Description
Q1: Self-organizing map analysis of thermal conductivity dataset
The following code SOM-HexagonalTopology.py apply SOM unsupervised clustering to our
thermal conductivity dataset and shows the cluster map, and maps the data samples to each of
the clusters with colors showing its 1 out of 10 grades corresponding to their percentiles.
(1) Add your code from line 99, so that your SOM map can show different colors for
samples of different thermal conductivity grade (from 0 to 9, corresponding to their
percentile).
Hint: this function from scipy which can calculate the percentile of a value in a list of
numbers
from scipy import stats
print(stats.percentileofscore(target, 500))

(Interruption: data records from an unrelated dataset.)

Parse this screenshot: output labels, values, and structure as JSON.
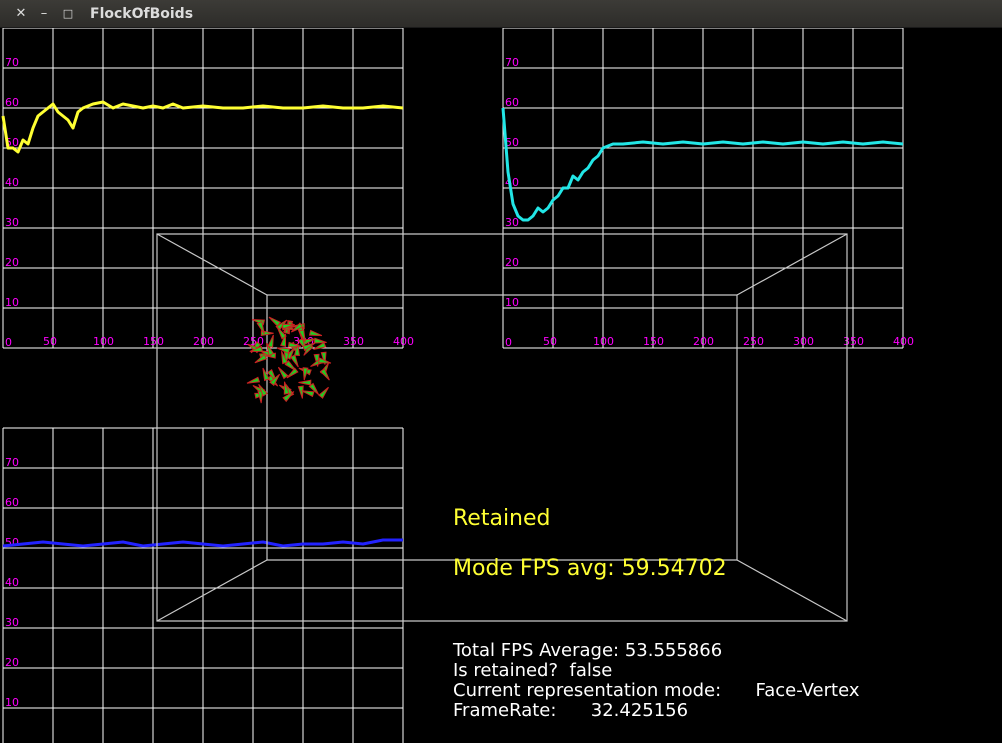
{
  "window": {
    "title": "FlockOfBoids",
    "close_glyph": "✕",
    "minimize_glyph": "–",
    "maximize_glyph": "□"
  },
  "overlay": {
    "mode_label": "Retained",
    "mode_fps": "Mode FPS avg: 59.54702",
    "total_fps": "Total FPS Average: 53.555866",
    "is_retained": "Is retained?  false",
    "representation": "Current representation mode:      Face-Vertex",
    "framerate": "FrameRate:      32.425156"
  },
  "colors": {
    "grid": "#ffffff",
    "tick_label": "#ff00ff",
    "mode_text": "#ffff33",
    "info_text": "#ffffff",
    "box_edges": "#c8c8c8",
    "boid_fill": "#22cc22",
    "boid_edge": "#cc2222"
  },
  "chart_data": [
    {
      "type": "line",
      "position_word": "top-left",
      "series_color": "#ffff33",
      "xticks": [
        50,
        100,
        150,
        200,
        250,
        300,
        350,
        400
      ],
      "yticks": [
        0,
        10,
        20,
        30,
        40,
        50,
        60,
        70
      ],
      "xlim": [
        0,
        400
      ],
      "ylim": [
        0,
        80
      ],
      "x": [
        0,
        5,
        10,
        15,
        20,
        25,
        30,
        35,
        40,
        45,
        50,
        55,
        60,
        65,
        70,
        75,
        80,
        90,
        100,
        110,
        120,
        130,
        140,
        150,
        160,
        170,
        180,
        200,
        220,
        240,
        260,
        280,
        300,
        320,
        340,
        360,
        380,
        400
      ],
      "values": [
        58,
        50,
        50,
        49,
        52,
        51,
        55,
        58,
        59,
        60,
        61,
        59,
        58,
        57,
        55,
        59,
        60,
        61,
        61.5,
        60,
        61,
        60.5,
        60,
        60.5,
        60,
        61,
        60,
        60.5,
        60,
        60,
        60.5,
        60,
        60,
        60.5,
        60,
        60,
        60.5,
        60
      ]
    },
    {
      "type": "line",
      "position_word": "top-right",
      "series_color": "#22e6e6",
      "xticks": [
        50,
        100,
        150,
        200,
        250,
        300,
        350,
        400
      ],
      "yticks": [
        0,
        10,
        20,
        30,
        40,
        50,
        60,
        70
      ],
      "xlim": [
        0,
        400
      ],
      "ylim": [
        0,
        80
      ],
      "x": [
        0,
        5,
        10,
        15,
        20,
        25,
        30,
        35,
        40,
        45,
        50,
        55,
        60,
        65,
        70,
        75,
        80,
        85,
        90,
        95,
        100,
        110,
        120,
        140,
        160,
        180,
        200,
        220,
        240,
        260,
        280,
        300,
        320,
        340,
        360,
        380,
        400
      ],
      "values": [
        60,
        44,
        36,
        33,
        32,
        32,
        33,
        35,
        34,
        35,
        37,
        38,
        40,
        40,
        43,
        42,
        44,
        45,
        47,
        48,
        50,
        51,
        51,
        51.5,
        51,
        51.5,
        51,
        51.5,
        51,
        51.5,
        51,
        51.5,
        51,
        51.5,
        51,
        51.5,
        51
      ]
    },
    {
      "type": "line",
      "position_word": "bottom-left",
      "series_color": "#2222ff",
      "xticks": [
        50,
        100,
        150,
        200,
        250,
        300,
        350,
        400
      ],
      "yticks": [
        0,
        10,
        20,
        30,
        40,
        50,
        60,
        70
      ],
      "xlim": [
        0,
        400
      ],
      "ylim": [
        0,
        80
      ],
      "x": [
        0,
        20,
        40,
        60,
        80,
        100,
        120,
        140,
        160,
        180,
        200,
        220,
        240,
        260,
        280,
        300,
        320,
        340,
        360,
        380,
        400
      ],
      "values": [
        50.5,
        51,
        51.5,
        51,
        50.5,
        51,
        51.5,
        50.5,
        51,
        51.5,
        51,
        50.5,
        51,
        51.5,
        50.5,
        51,
        51,
        51.5,
        51,
        52,
        52
      ]
    }
  ]
}
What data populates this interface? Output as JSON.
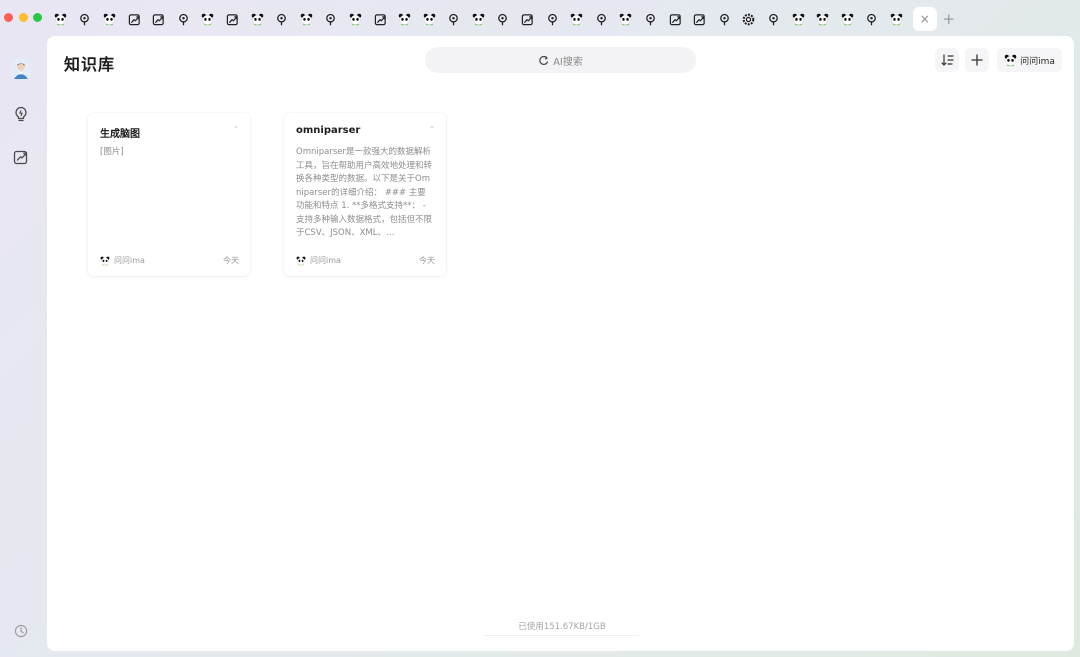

You need to install the minisom by: pip3 install minisom
https://github.com/JustGlowing/minisom more info.
(2) If possible, try to fix the legend bar so that the color show the range of thermal
conductivity values. (optional, bonus points: 10)
Q2: Genetic programming for symbolic regression
Study this fastsr symbolic regression package
https://github.com/cfusting/fast-symbolic-regression
read the thermal_dataset.csv file, use all the numeric columns except the y-exp and y-theory
columns as the X_train, use the y-exp as the y_train
train a symbolic regression model for this dataset
print out the final regression score
print out the formula of the best individual
plot the final regression scatter plot.